Saturday, March 28, 2015

The Thing about Love

I went through a phase of reading romance novels of all shapes and sizes (from regency to Mills&Boon stuff). Then I moved on to crime stories, science fiction, and back to the fantasy novels that started my love of reading in the first place. Recently, I've gotten my hands on a couple of thrillers and what's called "romantasy" (romance + fantasy)(yes really, that's what the bookshelf is called in my local bookstore). 

All these books, and I really do mean ALL these books, have one common factor:

Love is in the Air. 
(John Paul Young)

I don't think I've read a single book (of the story-telling variety) in the past decade that does not include a love story at some level - and this is the question I'm posing today. When's the last time you came across a book that did not have a love story of some sort as a plot line?  

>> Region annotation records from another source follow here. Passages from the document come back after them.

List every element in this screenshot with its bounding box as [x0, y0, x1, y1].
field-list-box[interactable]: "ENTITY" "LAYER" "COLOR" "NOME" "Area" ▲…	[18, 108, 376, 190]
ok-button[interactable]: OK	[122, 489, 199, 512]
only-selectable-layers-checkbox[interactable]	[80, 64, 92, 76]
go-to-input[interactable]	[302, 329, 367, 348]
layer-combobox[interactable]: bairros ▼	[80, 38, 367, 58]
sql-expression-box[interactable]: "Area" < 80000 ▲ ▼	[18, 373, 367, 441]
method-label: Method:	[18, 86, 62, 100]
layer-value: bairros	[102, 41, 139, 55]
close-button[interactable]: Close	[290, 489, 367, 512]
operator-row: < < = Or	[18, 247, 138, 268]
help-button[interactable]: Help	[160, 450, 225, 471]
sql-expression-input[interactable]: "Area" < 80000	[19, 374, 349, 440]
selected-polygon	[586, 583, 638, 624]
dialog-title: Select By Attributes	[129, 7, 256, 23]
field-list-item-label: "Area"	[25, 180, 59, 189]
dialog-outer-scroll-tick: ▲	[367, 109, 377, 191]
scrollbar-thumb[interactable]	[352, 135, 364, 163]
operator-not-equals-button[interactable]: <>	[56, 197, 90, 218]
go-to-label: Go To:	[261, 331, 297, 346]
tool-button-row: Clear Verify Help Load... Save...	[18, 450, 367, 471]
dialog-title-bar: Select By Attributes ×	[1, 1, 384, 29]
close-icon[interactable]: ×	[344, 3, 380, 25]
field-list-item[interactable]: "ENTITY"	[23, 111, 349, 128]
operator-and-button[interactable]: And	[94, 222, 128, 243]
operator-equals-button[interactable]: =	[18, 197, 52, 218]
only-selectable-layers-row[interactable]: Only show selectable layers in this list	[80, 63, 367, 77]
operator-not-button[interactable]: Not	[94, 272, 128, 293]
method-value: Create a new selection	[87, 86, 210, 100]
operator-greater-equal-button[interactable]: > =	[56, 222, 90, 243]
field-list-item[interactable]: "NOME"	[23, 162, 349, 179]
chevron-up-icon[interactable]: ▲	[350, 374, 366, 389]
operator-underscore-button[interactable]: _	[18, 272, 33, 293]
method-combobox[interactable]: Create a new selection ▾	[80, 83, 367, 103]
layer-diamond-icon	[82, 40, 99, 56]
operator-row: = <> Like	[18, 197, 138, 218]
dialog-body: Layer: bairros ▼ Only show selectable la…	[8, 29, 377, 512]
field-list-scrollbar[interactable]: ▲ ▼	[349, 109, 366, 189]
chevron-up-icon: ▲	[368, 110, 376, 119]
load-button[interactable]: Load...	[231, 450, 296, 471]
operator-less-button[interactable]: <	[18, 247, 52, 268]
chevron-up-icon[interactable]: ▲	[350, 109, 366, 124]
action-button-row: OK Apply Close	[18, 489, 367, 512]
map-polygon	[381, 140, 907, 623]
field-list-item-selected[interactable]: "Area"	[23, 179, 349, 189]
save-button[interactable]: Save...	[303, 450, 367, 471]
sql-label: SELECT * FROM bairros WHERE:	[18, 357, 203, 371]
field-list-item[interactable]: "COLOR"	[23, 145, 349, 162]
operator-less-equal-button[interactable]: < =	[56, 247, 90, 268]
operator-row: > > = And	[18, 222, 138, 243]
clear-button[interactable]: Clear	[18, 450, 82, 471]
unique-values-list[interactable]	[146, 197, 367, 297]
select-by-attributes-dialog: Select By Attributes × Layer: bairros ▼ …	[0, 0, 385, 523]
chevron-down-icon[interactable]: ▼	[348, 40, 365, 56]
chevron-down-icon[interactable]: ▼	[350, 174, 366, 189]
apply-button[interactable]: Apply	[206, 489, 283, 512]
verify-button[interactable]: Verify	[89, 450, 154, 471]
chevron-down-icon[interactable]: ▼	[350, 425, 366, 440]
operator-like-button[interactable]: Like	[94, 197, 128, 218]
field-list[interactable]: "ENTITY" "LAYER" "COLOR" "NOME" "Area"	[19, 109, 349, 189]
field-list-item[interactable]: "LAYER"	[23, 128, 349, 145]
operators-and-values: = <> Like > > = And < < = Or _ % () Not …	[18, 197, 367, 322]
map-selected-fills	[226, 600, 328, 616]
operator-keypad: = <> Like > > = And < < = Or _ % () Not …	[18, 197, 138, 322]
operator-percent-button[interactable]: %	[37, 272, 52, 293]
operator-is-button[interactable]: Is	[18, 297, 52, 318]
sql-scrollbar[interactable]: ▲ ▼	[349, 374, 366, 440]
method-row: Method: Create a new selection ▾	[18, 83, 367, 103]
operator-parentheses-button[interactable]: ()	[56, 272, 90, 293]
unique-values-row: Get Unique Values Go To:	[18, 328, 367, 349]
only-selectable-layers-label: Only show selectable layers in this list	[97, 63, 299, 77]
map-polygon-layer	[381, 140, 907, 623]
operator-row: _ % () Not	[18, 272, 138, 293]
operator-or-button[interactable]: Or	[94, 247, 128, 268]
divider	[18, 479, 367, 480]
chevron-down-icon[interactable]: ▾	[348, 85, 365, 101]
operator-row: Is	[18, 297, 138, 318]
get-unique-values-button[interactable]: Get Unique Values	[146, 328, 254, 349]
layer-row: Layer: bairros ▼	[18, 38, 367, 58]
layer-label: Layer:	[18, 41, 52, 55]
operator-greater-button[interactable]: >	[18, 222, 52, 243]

Certainly, all the ideas running around in my head have love as a subplot at the very least. To love (or to lose love, as the case may be) is such an essential part of the human condition that it wriggles its way into the most unlikely of storylines. Even most thrillers (those few that don't involve the detective coming across a love interest) have some (usually perverted) form of love in them. Even most horror stories I can think of involve some form of love, however confused it may be (just think of the protagonist's blond cheerleading/football playing crush that gets conveniently killed off to further the plot)(ok so that's mostly in the movies but what the hey)(or the gloriously distorted love portrayed in Stephen King's Misery). 

Given that love plays such a large part in storytelling as a whole, it's amazing how different portrayals of this one single emotion can be - and by that I don't mean the different (often genre-induced) kinds of love, but the specific details a writer can put down on paper. The tendency seems to be towards explicitness, no matter what the genre. Don't get me wrong, I have nothing against a nice love scene or two or three, but I do think that the level of intimacy needs to be appropriate to the type of story. 

One does not, in general, read a thriller purely to get a thrill out of the detective having a grand old time with his girlfriend/boyfriend/one-night-stand. On the other hand, if I'm reading a romance, love on an emotional AND physical level better be the main event. Love scenes, like all other scenes and plot elements, should never, ever, be in the story just for the sake of including them - even in a romance. 

A story is not a checklist of obligatory scenes. 

If I read about the protagonist's sex life, it better have something to do with his character, someone else's character or the plot in general. Otherwise, why should I care if he or she has sex or not? 

That said, a character's psyche is a very important part of any story, and insofar as love is one of the most essential and inescapable emotions a human being can show, it's not something a writer should ignore. Any emotion adds to a character, and the more three-dimensional you can portray your character, the more he'll seem real to the reader. Nobody likes cardboard-cutout people, right? 


So let's have a show of hands, then: 

Do you have a love story in the story you're writing? Is it plot essential/character essential? How story-appropriate do love scenes need to be - is it ok to go for the thrill of it, just because?  
Can you think of any other emotional plot lines/plot points that feature in almost all stories you can think of, or is love the only one that's universally applicable? 


  1. *raises hand*

    Yes, the current WIP is all about the romance - actually, the last several projects have been pretty romance-heavy. In general when I'm reading, I like a story where the romance runs concurrent to some other, bigger storyline, so that there's something for the characters to overcome besides their internal baggage.
    Your topic is interesting, though, because last night I read a post by author Joanna Chambers on why she reads/writes romance. Her bottom line is that the love story is a mechanism for allowing the characters to discover and define "who am I", which I think answers your second question, Tessa. Any plot line that forces the character to discover themselves will be compelling.

    Here's a link to Joanna's post in case you want to check it out...

  2. I hadn't come across that post, thanks! *runs off to read it*

  3. Nice job! I really think love is in everything because we all feel it. We may not always understand it, but we all know what it's like to love, be loved and search for love.